Current technology limitations

Current Drug-Interaction systems cause significant alert fatigue

Current Drug-Interaction systems are limited in scope and alert the HCP about potential problems only during the prescription process, often via long and difficult-to-comprehend textual messages. Moreover, they tend to alert the HCP with too many irrelevant warnings that aren’t specific to the patient. Understanding and interpreting the information in such systems is complicated and confusing. Due to this, alert fatigue is commonplace and it results in HCPs ignoring alerts altogether. Studies have shown that over 90% of physicians do not utilize current available solutions for assessment of DRPs.

Alert fatigue is a result of multiple limitations of current systems:

  • Difficult to comprehend language: This causes HCP to spend excessive time assessing DRPs. Current alert solutions often present this information in several explanatory paragraphs. Since the human brain can typically comprehend less than one such explanatory paragraph for immediate recall purposes, HCPs mostly skim through these warnings or completely ignore them. Alerts are not properly read and the information at hand is not acted upon.
  • Insufficient attention to patient specific factors: There are many types of interactions that can cause DRPs. Current solutions lack proper focus on individual pharmacokinetic and metabolic aspects of DRPs. They rarely make use of patient specific factors, such as genetic profile, herbal medicines & diet, smoking, kidney and liver function, lab results, etc..
  • Over-alerting: It is well acknowledged that HCPs ignore the vast majority of alerts generated by current solutions. This may result in missing an important alert which may have a negative impact on patients’ health.

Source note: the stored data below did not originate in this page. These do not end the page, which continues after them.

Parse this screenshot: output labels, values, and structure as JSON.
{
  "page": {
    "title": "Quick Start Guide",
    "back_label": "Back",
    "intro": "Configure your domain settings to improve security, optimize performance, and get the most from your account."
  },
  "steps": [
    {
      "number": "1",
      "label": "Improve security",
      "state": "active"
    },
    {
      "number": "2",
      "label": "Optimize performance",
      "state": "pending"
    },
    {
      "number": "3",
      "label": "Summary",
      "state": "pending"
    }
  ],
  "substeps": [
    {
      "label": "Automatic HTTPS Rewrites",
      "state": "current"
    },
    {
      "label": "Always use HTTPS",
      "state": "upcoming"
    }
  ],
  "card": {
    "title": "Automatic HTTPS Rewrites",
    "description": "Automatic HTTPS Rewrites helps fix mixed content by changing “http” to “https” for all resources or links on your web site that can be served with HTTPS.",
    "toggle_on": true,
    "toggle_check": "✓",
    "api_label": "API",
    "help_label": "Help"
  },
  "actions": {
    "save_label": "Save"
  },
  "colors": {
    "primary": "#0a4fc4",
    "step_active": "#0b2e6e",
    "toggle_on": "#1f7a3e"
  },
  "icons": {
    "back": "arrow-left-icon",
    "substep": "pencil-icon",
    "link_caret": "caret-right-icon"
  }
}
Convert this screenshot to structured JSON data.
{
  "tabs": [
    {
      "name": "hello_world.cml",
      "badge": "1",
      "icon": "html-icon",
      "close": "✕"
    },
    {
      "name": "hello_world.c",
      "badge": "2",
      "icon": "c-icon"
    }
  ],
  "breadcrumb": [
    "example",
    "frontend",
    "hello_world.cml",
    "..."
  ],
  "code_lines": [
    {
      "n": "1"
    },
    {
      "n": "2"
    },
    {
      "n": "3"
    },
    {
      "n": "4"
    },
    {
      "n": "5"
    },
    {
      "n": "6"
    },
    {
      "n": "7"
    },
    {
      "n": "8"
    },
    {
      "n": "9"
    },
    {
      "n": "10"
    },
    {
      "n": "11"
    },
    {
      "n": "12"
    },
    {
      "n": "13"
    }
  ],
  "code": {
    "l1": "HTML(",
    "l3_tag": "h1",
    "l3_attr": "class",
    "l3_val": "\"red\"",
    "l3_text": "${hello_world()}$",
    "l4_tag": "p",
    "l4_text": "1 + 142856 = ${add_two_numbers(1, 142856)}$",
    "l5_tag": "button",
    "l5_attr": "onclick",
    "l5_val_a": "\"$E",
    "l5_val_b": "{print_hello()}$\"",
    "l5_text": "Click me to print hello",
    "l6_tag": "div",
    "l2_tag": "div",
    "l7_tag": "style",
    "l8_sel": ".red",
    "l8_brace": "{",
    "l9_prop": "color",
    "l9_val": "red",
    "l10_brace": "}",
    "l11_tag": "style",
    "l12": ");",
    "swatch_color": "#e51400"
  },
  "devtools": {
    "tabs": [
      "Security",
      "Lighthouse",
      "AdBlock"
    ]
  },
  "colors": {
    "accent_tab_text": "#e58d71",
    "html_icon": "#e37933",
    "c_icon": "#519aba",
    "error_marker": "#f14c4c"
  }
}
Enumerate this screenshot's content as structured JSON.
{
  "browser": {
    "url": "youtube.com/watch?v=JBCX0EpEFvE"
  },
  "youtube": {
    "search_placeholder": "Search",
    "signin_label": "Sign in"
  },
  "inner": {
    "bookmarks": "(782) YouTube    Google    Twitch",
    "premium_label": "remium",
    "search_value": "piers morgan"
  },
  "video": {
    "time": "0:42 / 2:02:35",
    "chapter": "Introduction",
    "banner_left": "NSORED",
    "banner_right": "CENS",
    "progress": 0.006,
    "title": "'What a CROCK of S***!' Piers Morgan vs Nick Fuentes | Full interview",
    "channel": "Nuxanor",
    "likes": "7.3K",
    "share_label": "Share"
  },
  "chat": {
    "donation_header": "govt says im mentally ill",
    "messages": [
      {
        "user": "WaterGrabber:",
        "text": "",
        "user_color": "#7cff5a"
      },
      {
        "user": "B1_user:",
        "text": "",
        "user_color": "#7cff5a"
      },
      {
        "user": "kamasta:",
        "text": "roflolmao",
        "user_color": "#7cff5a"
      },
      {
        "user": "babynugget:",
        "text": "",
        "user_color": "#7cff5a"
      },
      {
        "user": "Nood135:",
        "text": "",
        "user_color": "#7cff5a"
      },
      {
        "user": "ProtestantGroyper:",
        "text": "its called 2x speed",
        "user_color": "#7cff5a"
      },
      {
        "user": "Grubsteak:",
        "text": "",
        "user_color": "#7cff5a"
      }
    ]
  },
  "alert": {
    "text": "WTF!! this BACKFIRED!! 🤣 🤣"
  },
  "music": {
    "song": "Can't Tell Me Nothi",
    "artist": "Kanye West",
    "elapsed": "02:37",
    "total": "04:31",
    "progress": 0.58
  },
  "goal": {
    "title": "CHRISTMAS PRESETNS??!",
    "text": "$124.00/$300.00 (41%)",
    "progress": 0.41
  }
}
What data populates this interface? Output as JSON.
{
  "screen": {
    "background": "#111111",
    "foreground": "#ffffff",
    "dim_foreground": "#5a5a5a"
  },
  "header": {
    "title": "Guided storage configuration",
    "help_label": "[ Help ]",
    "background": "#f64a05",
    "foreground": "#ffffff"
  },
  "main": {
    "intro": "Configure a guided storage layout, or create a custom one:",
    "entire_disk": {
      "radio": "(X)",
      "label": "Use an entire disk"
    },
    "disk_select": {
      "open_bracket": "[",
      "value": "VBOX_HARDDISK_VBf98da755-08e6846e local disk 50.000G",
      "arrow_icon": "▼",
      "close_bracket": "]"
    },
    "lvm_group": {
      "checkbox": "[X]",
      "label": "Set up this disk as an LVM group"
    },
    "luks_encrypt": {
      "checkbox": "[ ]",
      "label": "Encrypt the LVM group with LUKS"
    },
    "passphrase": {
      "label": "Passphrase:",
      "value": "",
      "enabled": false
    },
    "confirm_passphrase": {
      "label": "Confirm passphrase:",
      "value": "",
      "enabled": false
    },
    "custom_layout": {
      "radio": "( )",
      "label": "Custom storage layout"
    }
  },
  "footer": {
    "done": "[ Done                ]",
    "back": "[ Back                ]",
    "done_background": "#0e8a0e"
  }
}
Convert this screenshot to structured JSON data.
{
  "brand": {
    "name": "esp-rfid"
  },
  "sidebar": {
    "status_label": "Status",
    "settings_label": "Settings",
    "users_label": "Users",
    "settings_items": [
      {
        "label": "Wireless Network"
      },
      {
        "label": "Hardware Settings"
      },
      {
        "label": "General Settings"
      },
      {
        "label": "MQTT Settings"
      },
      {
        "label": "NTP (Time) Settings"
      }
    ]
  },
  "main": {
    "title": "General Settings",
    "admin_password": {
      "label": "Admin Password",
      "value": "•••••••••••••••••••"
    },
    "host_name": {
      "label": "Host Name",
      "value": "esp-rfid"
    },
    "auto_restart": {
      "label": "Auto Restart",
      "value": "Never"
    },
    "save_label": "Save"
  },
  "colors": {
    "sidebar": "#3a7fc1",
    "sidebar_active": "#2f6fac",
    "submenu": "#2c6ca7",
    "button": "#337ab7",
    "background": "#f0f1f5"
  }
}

Potential problems are shown at the end of the patient encounter: In current solutions, the information on potential DRPs is shown only at the end of the patient visit, when the physician opens the prescribing module. However, such information may often be important for understanding a patient’s current illness/differential diagnosis and, if visible in the patients’ record throughout the encounter, could save a substantial amount of time and effort.